In his interview with Robert McCrum of the Guardian, DeLillo said his parents came from the Abruzzi, they wanted him to be an American, they had no desire for him to learn Italian.
In A Hermit in Paris, Calvino includes an essay on his visit to the United States. It was at the time when, he told his minders at Einaudi, people were excited by a book about a teenage boy by a writer called J D Salinger. He comments on the books available to immigrants. Some immigrants come from educated backgrounds; they end up having a bookstore to serve their needs. There are no Italian bookstores, he says: the Italian immigrants were illiterate peasants, they were excluded from literary culture in their country of origin and have no stake in participating in it in the new country.
If I remember this correctly, Jonathan Galassi, President of Farrar, Straus & Giroux, first engaged with Italian literature at Cambridge; this was a Saul-on-the-road-to-Damascus moment. (Galassi has now translated the work of both Montale and Leopardi.)

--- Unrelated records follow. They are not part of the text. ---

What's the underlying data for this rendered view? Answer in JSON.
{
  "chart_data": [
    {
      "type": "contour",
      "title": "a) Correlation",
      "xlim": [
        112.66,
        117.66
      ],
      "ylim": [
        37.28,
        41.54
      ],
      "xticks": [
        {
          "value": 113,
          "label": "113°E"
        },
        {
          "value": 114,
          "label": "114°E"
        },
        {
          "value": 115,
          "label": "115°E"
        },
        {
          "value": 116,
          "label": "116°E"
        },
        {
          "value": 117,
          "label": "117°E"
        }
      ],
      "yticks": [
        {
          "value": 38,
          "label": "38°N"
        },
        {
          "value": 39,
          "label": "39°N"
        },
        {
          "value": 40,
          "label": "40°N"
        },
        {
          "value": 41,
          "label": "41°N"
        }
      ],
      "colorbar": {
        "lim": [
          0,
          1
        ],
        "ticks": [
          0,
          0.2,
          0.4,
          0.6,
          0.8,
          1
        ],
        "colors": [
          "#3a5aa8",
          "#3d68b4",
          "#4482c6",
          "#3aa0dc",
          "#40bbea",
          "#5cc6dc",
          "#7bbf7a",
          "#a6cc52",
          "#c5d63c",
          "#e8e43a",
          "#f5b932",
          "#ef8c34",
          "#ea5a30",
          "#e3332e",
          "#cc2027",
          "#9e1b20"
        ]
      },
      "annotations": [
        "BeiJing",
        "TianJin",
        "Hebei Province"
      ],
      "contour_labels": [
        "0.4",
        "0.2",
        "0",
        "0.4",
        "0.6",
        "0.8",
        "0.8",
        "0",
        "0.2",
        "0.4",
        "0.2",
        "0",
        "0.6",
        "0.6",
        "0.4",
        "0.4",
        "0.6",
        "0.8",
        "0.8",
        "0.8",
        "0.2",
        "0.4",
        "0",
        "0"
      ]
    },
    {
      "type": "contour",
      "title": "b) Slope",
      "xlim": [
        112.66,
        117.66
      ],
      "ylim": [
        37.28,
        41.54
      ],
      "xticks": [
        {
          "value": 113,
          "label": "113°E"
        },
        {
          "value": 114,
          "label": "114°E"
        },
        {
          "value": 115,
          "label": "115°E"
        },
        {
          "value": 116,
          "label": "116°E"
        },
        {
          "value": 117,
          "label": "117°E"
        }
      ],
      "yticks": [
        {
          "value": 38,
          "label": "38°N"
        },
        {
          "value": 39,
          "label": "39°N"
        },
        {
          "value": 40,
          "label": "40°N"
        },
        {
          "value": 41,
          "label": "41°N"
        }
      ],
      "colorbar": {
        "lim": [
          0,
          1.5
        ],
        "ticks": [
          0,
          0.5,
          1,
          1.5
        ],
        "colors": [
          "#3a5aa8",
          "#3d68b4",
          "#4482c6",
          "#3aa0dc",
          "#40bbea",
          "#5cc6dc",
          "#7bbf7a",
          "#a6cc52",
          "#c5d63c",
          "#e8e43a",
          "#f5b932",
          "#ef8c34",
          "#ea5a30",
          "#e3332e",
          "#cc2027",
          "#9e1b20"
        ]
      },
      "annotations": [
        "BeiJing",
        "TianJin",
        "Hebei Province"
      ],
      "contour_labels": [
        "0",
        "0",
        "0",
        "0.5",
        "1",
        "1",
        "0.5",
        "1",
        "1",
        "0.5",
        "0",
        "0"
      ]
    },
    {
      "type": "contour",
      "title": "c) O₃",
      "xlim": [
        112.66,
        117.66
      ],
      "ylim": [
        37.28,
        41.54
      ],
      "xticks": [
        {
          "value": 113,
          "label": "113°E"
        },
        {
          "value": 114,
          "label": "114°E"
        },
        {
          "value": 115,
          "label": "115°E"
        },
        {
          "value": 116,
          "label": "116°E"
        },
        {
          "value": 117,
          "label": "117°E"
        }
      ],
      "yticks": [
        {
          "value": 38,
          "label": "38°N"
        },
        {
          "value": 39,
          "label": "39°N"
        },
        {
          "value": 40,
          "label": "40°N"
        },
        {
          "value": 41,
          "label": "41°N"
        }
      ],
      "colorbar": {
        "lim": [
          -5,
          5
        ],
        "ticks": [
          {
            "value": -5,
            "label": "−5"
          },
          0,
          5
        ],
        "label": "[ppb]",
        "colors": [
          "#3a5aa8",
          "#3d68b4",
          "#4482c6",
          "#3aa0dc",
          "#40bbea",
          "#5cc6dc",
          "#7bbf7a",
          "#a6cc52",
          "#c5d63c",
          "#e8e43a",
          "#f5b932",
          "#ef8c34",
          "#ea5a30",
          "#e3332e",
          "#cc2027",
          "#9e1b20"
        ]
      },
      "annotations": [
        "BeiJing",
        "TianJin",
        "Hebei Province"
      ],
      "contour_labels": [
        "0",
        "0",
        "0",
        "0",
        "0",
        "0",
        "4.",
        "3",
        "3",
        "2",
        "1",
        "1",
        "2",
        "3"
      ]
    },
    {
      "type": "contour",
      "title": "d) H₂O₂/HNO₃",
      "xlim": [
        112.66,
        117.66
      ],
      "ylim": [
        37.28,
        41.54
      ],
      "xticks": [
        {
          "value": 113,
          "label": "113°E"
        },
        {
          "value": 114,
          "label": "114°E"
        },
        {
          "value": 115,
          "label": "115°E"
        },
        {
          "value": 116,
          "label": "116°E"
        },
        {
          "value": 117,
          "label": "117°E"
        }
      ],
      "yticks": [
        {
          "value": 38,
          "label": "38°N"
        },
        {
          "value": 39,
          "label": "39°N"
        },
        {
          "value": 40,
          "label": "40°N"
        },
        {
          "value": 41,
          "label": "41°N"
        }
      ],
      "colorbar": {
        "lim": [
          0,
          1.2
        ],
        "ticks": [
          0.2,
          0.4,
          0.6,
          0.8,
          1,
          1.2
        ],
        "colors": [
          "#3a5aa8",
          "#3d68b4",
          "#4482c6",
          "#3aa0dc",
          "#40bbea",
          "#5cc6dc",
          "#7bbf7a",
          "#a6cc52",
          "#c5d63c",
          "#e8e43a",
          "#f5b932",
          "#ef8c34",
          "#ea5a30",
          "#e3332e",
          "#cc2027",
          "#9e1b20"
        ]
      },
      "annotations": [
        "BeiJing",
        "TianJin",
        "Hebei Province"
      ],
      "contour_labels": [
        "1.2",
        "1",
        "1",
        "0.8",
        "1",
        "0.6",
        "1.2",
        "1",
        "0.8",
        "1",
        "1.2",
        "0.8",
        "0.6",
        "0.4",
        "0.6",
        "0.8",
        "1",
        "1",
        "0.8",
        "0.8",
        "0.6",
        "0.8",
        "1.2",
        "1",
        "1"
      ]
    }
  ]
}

This looks like a failure of -- something. I would have said, it is not the business of, as it might be, the modestly aspiring parents of DeLillo to offer their son the sort of opportunity Galassi got as a Marshall Scholar at Cambridge. It is the business of the educational system to offer students access to the life of the mind, regardless of what their parents may be able to offer; this ought to include access to great works of literature in a language from whose cultural resources their parents had been excluded.